Sunday, May 17, 2009

Nikkei Centre

Hundreds of Canadian citizens and landed immigrants of Japanese heritage were interned in this area during WWII. This living museum, garden and interpretive centre was part of the government's formal apology to those affected.

Tuesday, March 10, 2009

Community Bulletin Board


Just a stone's throw from the post office, in the geographic and social centre of the village, the community message board gets the word out in an old-fashioned way.

Sunday, March 8, 2009

Donation Store

It's a thrift store without prices. If you see something you like, you take it home, with a cash donation expected/encouraged, but the amount totally up to you. Often people "borrow" items from the donation store for a few days -- puzzles, dishes, skates, board games, costume clothing -- making a nominal donation, so it also functions like a library for "stuff."

Friday, March 6, 2009

Traffic signal


We are not even a one-traffic-light town. All we have is this little flashing light gracing our main intersection, reminding people to slow down as they drive through on the highway, and those trying to cross the highway on main street to stop and check in case there's actually some traffic driving by.

Sunday, February 22, 2009

Back lane


Not an active Imperial Oil Service Station. Just an antique sign salvaged and installed on a back lane by someone's garage. Silverton no longer has a service station. The place that sold gasoline until 15 years ago is now a Healing Arts and Wellness Centre. Times change.

Monday, February 16, 2009

Silverton Gallery

The gallery building itself was once a schoolhouse. It is now a multi-purpose community arts and culture space. Outdoors it houses the mining exhibit.

Friday, January 16, 2009

Tuesday, January 13, 2009

Friday, January 9, 2009

Welcome


Somehow the illustration on the sign and the actual setting seem a little incongruous, don't you think?

Thursday, January 8, 2009

Avalanche arms at work


The roads are nasty here right now. Two of the three roads that connect our community to the outside world have been closed for over a day now. The trip over the third has been described by locals as "the worst driving I've had to do in years." At lower elevations the roads are just slushy like this. But as the roads wind up to higher elevations the amount of snowfall dramatically increases, the slush is half-frozen, and there have been copious small and larger avalanches onto the highway.

They clear the avalanches as soon as they can do so safely, but they don't re-open the road until the avalanche danger has de-escalated.

Friday, November 14, 2008

The Apple Tree


It's a local institution. They just joined the 20th century by getting a debit machine, after years of resistance. I'm sure the 21st century will never arrive here. They still let regulars run a tab. The owner swears it's nothing as classy as a café, it's just a sandwich shop, but someone made the "new" sign more than a decade ago and so now it calls itself a café.Our favourite menu items are the TCOP (tomato, cheese, onion and pesto) toasted sandwich and the grilled edam sandwich on honey-garlic bread. In summer you can eat at picnic benches in the garden. In the winter you hunker down at indoor tables near the wood stove.
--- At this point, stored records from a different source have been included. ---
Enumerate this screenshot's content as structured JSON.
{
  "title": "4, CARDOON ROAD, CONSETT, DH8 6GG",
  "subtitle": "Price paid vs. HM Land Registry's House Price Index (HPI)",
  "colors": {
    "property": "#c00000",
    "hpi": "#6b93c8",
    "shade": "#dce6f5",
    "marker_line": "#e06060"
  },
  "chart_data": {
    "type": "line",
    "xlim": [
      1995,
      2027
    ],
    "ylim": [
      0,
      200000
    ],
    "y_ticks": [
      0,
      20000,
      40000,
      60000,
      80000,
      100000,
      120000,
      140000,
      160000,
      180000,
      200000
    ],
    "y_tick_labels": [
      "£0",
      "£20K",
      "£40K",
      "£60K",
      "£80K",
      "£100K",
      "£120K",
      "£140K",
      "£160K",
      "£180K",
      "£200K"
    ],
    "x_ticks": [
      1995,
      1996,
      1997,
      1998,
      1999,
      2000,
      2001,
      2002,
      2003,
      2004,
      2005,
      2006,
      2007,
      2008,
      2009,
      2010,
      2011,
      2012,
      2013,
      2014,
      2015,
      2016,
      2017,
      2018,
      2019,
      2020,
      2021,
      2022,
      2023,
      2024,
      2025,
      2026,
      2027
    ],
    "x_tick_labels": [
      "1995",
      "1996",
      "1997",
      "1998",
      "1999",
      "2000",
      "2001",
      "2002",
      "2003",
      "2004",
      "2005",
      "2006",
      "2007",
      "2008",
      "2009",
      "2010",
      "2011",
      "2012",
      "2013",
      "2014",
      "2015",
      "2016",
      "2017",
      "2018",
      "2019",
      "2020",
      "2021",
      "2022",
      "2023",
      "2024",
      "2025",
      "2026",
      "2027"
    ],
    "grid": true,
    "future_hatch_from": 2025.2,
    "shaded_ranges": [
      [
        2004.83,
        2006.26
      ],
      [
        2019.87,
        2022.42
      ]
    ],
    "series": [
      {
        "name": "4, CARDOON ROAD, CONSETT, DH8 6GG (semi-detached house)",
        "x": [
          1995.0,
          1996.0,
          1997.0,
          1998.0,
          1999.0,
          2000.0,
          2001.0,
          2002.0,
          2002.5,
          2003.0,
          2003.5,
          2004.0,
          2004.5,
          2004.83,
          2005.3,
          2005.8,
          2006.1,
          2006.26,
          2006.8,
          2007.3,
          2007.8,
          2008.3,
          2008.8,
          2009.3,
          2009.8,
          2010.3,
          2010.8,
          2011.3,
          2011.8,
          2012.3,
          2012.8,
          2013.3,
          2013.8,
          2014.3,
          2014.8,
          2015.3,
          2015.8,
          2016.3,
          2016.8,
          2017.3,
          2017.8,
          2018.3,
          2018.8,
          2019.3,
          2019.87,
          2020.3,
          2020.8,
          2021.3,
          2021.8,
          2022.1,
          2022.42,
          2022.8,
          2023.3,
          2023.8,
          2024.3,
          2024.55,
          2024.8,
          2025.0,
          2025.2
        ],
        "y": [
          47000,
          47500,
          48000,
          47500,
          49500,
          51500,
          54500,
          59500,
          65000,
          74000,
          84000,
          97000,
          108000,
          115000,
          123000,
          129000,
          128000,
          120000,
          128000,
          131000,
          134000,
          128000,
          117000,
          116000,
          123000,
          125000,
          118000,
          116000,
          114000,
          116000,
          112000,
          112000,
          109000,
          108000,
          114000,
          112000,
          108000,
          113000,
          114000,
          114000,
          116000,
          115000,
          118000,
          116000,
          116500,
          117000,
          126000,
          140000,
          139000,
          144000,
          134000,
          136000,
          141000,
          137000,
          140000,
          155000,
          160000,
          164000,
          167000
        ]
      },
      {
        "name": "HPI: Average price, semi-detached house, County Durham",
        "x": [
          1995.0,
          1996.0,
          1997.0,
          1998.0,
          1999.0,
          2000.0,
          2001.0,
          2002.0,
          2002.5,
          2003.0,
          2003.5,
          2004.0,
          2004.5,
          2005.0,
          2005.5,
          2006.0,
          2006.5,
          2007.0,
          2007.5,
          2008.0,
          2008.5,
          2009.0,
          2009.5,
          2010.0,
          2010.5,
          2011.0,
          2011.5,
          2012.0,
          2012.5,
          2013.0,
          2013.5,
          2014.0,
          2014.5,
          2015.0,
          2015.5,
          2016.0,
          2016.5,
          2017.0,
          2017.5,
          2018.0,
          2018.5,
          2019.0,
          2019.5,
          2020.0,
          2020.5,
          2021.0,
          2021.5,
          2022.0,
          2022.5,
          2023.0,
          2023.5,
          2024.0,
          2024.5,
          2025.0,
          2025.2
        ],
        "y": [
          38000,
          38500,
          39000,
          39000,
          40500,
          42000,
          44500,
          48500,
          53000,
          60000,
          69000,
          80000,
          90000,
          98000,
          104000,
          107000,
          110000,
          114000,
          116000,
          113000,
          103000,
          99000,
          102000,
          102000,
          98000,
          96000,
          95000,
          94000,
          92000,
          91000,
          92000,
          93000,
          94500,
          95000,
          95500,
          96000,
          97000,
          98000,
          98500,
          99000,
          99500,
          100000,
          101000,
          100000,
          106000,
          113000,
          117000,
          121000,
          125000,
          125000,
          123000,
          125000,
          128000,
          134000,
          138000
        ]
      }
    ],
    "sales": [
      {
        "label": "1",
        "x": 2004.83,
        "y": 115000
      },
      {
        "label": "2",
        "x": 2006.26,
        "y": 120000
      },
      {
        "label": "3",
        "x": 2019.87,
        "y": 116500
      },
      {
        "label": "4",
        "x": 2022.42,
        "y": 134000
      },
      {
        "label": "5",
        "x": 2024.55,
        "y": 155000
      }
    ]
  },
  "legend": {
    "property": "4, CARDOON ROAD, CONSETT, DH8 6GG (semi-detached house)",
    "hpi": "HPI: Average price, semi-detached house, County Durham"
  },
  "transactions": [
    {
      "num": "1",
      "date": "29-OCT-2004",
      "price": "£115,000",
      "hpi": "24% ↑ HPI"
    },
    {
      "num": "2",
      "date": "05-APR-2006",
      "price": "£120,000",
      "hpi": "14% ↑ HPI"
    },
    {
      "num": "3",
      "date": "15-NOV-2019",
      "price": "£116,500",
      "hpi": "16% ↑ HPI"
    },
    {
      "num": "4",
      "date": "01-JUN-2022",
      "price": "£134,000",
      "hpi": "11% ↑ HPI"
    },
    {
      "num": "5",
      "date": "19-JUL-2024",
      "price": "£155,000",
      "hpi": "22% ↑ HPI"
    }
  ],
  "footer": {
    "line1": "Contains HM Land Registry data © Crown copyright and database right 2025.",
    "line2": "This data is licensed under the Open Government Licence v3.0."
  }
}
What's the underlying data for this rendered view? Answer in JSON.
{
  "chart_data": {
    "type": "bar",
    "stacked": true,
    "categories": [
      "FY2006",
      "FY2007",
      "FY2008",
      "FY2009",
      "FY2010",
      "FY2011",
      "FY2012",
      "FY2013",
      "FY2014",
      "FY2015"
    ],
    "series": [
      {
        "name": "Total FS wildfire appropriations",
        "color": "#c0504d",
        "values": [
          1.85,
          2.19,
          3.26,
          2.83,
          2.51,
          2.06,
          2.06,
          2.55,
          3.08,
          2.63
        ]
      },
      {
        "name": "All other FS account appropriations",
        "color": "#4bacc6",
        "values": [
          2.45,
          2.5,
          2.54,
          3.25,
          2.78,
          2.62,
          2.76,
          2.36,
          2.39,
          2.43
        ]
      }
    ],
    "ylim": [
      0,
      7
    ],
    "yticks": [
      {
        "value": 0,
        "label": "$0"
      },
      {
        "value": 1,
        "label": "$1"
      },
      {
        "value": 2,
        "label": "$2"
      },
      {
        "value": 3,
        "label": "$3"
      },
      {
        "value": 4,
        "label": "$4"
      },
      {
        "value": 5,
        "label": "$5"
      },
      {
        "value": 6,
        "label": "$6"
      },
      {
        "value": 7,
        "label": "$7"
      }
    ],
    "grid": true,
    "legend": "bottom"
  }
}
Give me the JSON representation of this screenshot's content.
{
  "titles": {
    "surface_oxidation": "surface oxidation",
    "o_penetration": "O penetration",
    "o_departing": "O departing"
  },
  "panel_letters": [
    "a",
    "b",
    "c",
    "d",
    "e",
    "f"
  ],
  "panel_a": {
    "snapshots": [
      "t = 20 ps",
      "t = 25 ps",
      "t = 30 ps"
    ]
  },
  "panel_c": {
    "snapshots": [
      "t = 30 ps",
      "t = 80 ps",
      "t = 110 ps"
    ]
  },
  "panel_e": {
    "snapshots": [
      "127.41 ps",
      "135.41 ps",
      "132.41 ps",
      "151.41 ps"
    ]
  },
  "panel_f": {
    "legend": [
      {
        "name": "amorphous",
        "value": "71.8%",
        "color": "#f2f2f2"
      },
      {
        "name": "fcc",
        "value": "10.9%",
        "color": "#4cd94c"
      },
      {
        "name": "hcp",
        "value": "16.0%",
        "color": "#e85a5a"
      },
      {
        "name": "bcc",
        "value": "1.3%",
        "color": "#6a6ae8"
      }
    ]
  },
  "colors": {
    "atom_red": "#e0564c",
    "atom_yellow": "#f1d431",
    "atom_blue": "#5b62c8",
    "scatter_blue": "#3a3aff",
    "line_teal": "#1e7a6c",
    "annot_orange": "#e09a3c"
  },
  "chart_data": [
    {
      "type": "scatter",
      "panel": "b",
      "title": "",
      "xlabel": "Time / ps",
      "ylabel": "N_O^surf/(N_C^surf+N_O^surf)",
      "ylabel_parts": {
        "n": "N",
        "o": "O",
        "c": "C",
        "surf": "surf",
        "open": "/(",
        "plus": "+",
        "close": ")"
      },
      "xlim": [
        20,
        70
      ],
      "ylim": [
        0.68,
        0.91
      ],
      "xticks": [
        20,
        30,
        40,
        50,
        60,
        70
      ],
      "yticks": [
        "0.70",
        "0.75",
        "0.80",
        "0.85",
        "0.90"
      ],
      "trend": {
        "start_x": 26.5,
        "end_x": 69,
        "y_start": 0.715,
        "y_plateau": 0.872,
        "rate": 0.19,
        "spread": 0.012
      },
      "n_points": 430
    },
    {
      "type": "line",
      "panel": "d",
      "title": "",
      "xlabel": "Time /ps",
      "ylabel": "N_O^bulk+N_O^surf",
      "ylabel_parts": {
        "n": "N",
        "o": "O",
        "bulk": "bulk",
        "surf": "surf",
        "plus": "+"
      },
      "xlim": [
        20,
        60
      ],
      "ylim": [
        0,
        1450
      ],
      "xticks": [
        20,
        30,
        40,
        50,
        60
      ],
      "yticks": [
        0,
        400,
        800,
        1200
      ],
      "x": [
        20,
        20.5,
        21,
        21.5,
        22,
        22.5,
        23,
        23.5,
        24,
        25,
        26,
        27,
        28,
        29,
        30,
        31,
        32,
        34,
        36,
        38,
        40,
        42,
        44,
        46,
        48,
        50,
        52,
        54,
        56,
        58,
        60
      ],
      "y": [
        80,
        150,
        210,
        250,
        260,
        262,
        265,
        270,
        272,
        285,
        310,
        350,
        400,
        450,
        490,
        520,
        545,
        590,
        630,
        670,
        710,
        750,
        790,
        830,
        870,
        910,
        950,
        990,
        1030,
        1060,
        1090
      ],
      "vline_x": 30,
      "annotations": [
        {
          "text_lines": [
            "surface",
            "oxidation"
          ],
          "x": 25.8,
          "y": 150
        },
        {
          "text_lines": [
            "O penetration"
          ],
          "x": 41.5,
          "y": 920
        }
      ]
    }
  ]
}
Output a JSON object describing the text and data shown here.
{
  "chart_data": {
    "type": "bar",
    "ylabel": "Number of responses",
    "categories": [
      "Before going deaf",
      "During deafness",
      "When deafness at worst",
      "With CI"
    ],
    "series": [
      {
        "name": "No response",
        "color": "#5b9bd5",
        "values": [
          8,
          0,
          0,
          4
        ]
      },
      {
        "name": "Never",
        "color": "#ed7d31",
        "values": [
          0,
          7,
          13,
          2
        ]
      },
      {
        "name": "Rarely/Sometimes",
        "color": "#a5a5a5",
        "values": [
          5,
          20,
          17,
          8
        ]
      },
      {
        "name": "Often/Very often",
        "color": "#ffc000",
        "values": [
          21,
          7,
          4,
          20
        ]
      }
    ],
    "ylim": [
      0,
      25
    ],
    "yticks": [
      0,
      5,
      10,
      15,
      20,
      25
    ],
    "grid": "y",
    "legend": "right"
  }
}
Saturday, November 1, 2008

House-front businesses

In our village residents with artistic skill or a service or business idea to offer don't need to fuss with zoning and acquiring commercial property. If they have a home near where other businesses are and where people tend to congregate, they just create a space within the home for their business. Tamara and Curtis run this gallery / workshop / store / café near the main intersection in town. Some days there's a hair stylist who works out of a back room too. Their main product is hand-painted garments inspired by Japanese style and motifs. Nuru means "paint" in Japanese. Curtis has roots in the Japanese community here.

There's an enclosed porch with a few café tables, and the coffee and snacks are divine. One summer this place was the official tourist information office. Nowadays it's just an unofficial place for tourists and locals alike to gather local knowledge.